During her child care search, Lopez explored every option in her price range—from intimate home child care providers to large centers, such as La Petite Academy, a Chicago-based chain with an outlet on the south side of Santa Fe that holds 125 kids. LPA charges $800 per month for children under 2, but less than $600 per month for older children. Lopez had a negative impression of LPA, which was the only Santa Fe child care center that rebuffed SFR’s request for a quick unscheduled interview and tour.
Center Director Terrance Gandert said he would check with headquarters and get in touch if given permission to speak, but never did.
Garcia Street Club also is classified as a center, but has a much smaller 40-student capacity and only takes children age 2 to 5. GSC has a school environment, with kids’ artwork—including a 10-foot-long painted cardboard-and-paper dragon the kids made for Chinese New Year—adorning the adobe walls, separate classrooms for different ages, and a little library. When SFR visited, the 2-year-olds were captivated by a soft foam pneumatic rocket that launched—with adult assistance—from the push of a pedal.
Bigger kids were pushing miniature dump trucks and climbing on playground equipment in the school’s spacious play yard.
Child care homes are even smaller, and can be quieter and more low-key. Helena Mitchell, a former special education teacher with a master’s degree in education and a calming presence, emphasizes imaginative play in her home-based care.
“I’ve had people come and say places are too big or chaotic or they didn’t want to throw their kid into a big giant place, or they had tried it and it’s just too much,” Mitchell says. “Their child was young and they still needed a smaller group, more attention, or they were lost and unhappy.”

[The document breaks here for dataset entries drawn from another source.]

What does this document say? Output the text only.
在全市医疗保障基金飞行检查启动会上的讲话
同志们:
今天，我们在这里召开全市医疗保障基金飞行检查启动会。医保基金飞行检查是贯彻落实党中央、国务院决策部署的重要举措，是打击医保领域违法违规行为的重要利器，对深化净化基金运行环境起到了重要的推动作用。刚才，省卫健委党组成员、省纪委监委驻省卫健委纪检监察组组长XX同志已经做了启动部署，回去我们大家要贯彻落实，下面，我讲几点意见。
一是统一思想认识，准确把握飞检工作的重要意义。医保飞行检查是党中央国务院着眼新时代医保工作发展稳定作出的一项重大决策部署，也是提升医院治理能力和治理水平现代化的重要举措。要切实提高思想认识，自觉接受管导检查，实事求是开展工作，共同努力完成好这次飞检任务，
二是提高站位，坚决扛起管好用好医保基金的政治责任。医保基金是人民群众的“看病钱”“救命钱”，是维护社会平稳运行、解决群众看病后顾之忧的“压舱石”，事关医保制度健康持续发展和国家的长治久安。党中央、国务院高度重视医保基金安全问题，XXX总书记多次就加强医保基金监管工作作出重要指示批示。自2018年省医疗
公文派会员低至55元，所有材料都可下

The National Academy of Early Childhood Programs sets as part of its accreditation criteria a maximum group size of 12 for children under 2. National Resource Center for Health and Safety in Child Care 2002 research indicates kids ages 5 and younger should be cared for in groups no larger than 16, but smaller sub-groups in a larger setting can fulfill that requirement.
“In general, the fewer kids there are per caregiver or teacher, the better,” New Mexico Voices for Children spokeswoman Sharon Kayne says.